Cronache

Telefonata Papa-Conte per il "no" alle Messe: ora è giallo

Giuseppe Conte avrebbe telefonato al Papa dopo il comunicato al vetriolo della Cei sulle "Messe". Ora è giallo sui rapporti tra la Chiesa ed il governo

Telefonata Papa-Conte per il "no" alle Messe: ora è giallo

È stato il premier Giuseppe Conte a telefonare a Papa Francesco affinché la richiesta della Cei, quella sulla urgenza delle Messe con il popolo, venisse smorzata? Un retroscena c'è, ma le fonti sembrano differire. E allora potrebbe convenire lasciare la questione in sospeso, in attesa di ulteriori possibili sviluppi.

Quando il presidente del Consiglio ha descritto i tratti salienti dell'ultimo Dpcm, la Cei ha tuonato senza pensarci troppo. Perché le Messe con il popolo, anche dopo il 4 maggio, continueranno ad essere vietate. Ma i vescovi italiani - questo è un altro dei retroscena che sono circolati - avrebbero cercato la quadra con l'esecutivo nel corso di queste settimane. Un tentativo volto a consentire, pur rispettando tutte le misure del caso, con le mascherine obbligatorie ed il distanziamento sociale, la presenza dei fedeli durante le celebrazioni. L'esecutivo giallorosso, insomma, avrebbe rivisto in corsa le sue priorità. E le proposte della Cei sarebbero finite nel dimenticatoio.

Il Papa, il giorno dopo lo scontro, ha richiamato i cattolici alla responsabilità: "In questo tempo, nel quale si incomincia ad avere disposizioni per uscire dalla quarantena, preghiamo il Signore perché dia al suo popolo, a tutti noi, la grazia della prudenza e della obbedienza alle disposizioni, perché la pandemia non torni", ha detto il Santo Padre, prendendo in qualche modo le distanze dai toni della Cei e riportando il dibattito sul piano della necessità assoluta della tutela della Salute pubblica. Anche a costo di dover rinunciare alla "Chiesa vera". Il Corriere della Sera ha raccontato di come Bergoglio abbia ricevuto una telefonata da Conte.

Per questo motivo, insomma, la linea della Chiesa cattolica sarebbe cambiata. Si è narrato pure di come il freno sia stato tirato dal cosiddetto "cerchio magico". I collaboratori fidati del Santo Padre, la parte più incline ad assecondare le istanze cattolico-democratiche - pare che si voglia evitare qualunque assist che possa favorire le argomentazioni sovraniste - , si sarebbe fatta risentire. E il Papa avrebbe dato ascolto a quelle campane. Ma anche questo è uno degli scenari ventilati. Non è chiaro quindi come siano andate le cose. Di sicuro c'è che il Papa ha stemperato il clima che si era creato dopo che la battaglia si era spostata sul piano dei comunicati.
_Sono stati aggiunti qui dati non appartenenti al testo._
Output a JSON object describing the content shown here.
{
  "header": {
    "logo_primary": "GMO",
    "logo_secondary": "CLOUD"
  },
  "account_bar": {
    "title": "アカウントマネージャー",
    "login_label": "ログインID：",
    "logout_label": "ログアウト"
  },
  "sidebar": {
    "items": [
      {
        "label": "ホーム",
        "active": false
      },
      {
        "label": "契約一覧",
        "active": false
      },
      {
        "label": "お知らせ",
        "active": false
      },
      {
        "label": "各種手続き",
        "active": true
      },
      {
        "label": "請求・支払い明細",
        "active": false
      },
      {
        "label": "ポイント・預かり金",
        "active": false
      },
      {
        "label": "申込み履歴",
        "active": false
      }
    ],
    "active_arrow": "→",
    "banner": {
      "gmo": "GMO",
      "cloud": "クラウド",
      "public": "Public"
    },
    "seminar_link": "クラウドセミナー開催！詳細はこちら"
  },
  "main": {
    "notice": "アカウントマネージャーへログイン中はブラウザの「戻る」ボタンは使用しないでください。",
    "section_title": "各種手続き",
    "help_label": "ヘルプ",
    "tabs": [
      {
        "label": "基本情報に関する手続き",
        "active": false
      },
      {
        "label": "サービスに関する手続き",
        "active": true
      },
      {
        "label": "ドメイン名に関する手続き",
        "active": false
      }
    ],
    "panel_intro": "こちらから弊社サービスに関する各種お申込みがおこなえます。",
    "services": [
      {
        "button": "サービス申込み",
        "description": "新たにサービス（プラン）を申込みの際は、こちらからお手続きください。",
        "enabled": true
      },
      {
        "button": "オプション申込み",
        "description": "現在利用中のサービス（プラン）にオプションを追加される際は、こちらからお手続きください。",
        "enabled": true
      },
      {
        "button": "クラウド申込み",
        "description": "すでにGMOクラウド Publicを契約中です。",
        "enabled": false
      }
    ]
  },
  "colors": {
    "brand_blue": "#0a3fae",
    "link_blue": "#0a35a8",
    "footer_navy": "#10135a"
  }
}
Adesso Palazzo Chigi sta lavorando ad un protocollo che dovrebbe consentire lo sblocco della situazione entro l'11 maggio. L'Unione giuristi cattolici è tra gli enti che ritengono incostituzionali le decisioni prese in materia di libertà di culto per via del quadro pandemico. Il fatto che la vicenda possa risolversi "quanto prima" non soddisfa le esigenze di chi ritiene che siano state messe in discussione delle libertà costituzionalmente garantite.

L'edizione odierna de La Verità parla pure del cardinale segretario di Stato Pietro Parolin. Sembra proprio che Parolin abbia letto il comunicato della Cei prima che la nota dei presuli venisse diffusa. Ci sarebbe una scollatura, dunque, tra la linea promossa dal Papa e la visione delle cose della Conferenza episcopale italiana. E la telefonata? Ormai trattasi di vero e proprio "giallo". La sensazione che permane è che qualcosa tra le mura leonine e Palazzo Chigi sia successo.

La Cei potrebbe aver attaccato Conte senza tenere in considerazioni i rapporti tra la Santa Sede e l'esecutivo? Possibile.